Date de création : 1784

Date représentée : 1784

H. : 64 cm

L. : 77 cm

Huile sur toile

Domaine : Peintures

© Photo RMN - Grand Palais (Musée du Louvre) / Jean-Gilles Berizzi

http://www.photo.rmn.fr

06-503589 / INV6209

Une cour de ferme au XVIIIe siècle

Date de publication : Avril 2014

Auteur : Stéphane BLOND

La crise morale d’un artiste

Le tableau intitulé Cour de ferme de Nicolas-Bernard Lépicié (1735-1784) est réalisé à un moment délicat dans la vie de l’artiste. Né en 1735, il est le fils de François-Bernard Lépicié, secrétaire et historiographe de l’Académie royale de peinture et de sculpture. Celui-ci est connu pour son Catalogue des tableaux du roi et sa Vie des premiers peintres du roi, deux ouvrages publiés en 1752.

Élève de Carle Van Loo et deuxième du prix de Rome en 1759, Nicolas-Bernard Lépicié est agréé en 1764, puis reçu à l’Académie de peinture du roi en 1769. Il y forme de nombreux artistes et réalise des peintures religieuses et historiques. Une dizaine d’années plus tard, il traverse une période tourmentée, avec une crise morale empreinte de mysticisme qui se traduit par des phases de repli à la campagne et une peinture davantage centrée sur la vie des individus et le goût des choses simples.

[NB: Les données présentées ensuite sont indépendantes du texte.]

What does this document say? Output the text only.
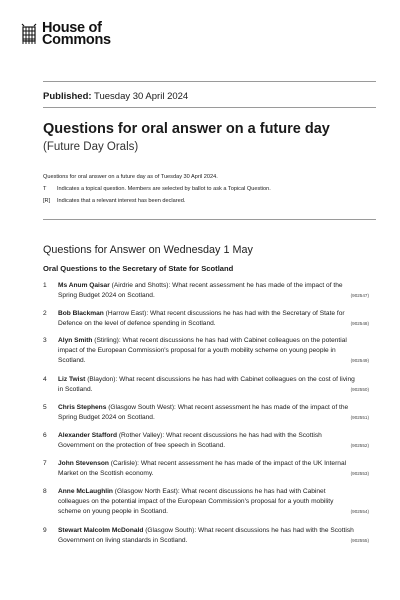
House of
Commons
Published: Tuesday 30 April 2024
Questions for oral answer on a future day
(Future Day Orals)
Questions for oral answer on a future day as of Tuesday 30 April 2024.
T	Indicates a topical question. Members are selected by ballot to ask a Topical Question.
[R]	Indicates that a relevant interest has been declared.
Questions for Answer on Wednesday 1 May
Oral Questions to the Secretary of State for Scotland
1	Ms Anum Qaisar (Airdrie and Shotts): What recent assessment he has made of the impact of the Spring Budget 2024 on Scotland.	(902547)
2	Bob Blackman (Harrow East): What recent discussions he has had with the Secretary of State for Defence on the level of defence spending in Scotland.	(902548)
3	Alyn Smith (Stirling): What recent discussions he has had with Cabinet colleagues on the potential impact of the European Commission's proposal for a youth mobility scheme on young people in Scotland.	(902549)
4	Liz Twist (Blaydon): What recent discussions he has had with Cabinet colleagues on the cost of living in Scotland.	(902550)
5	Chris Stephens (Glasgow South West): What recent assessment he has made of the impact of the Spring Budget 2024 on Scotland.	(902551)
6	Alexander Stafford (Rother Valley): What recent discussions he has had with the Scottish Government on the protection of free speech in Scotland.	(902552)
7	John Stevenson (Carlisle): What recent assessment he has made of the impact of the UK Internal Market on the Scottish economy.	(902553)
8	Anne McLaughlin (Glasgow North East): What recent discussions he has had with Cabinet colleagues on the potential impact of the European Commission's proposal for a youth mobility scheme on young people in Scotland.	(902554)
9	Stewart Malcolm McDonald (Glasgow South): What recent discussions he has had with the Scottish Government on living standards in Scotland.	(902555)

L’artiste a daté et signé son œuvre : « N. B. Lépicié, 1784. » Achevé peu de temps avant la mort de l’artiste, ce tableau fait suite à une commande du duc de La Rochefoucauld-Liancourt (1747-1827), fondateur d’une ferme modèle sur ses terres. Pendant la Révolution française, le duc passe en Angleterre, et ses biens sont saisis. En 1794, le tableau intègre le fonds du nouveau Muséum central des arts de la République, ancêtre du musée du Louvre où l’œuvre est toujours conservée.

Le chantre de la ruralité

Alors que des artistes comme les frères Le Nain ou Jean-Baptiste Greuze s’intéressent au quotidien des paysans, Lépicié privilégie quant à lui, à la fin de sa vie, la représentation du travail à la ferme. En peignant une famille occupée à différentes activités dans une cour de ferme, il donne à sa peinture un caractère intimiste que l’on retrouve dans plusieurs de ses œuvres (Les Halles, L’Intérieur d’une douane, etc.). Il s’agit d’une vision traditionnelle de la vie rurale, avec des scènes rustiques qui rappellent par certains aspects les œuvres flamandes, comme les tableaux des frères Bruegel.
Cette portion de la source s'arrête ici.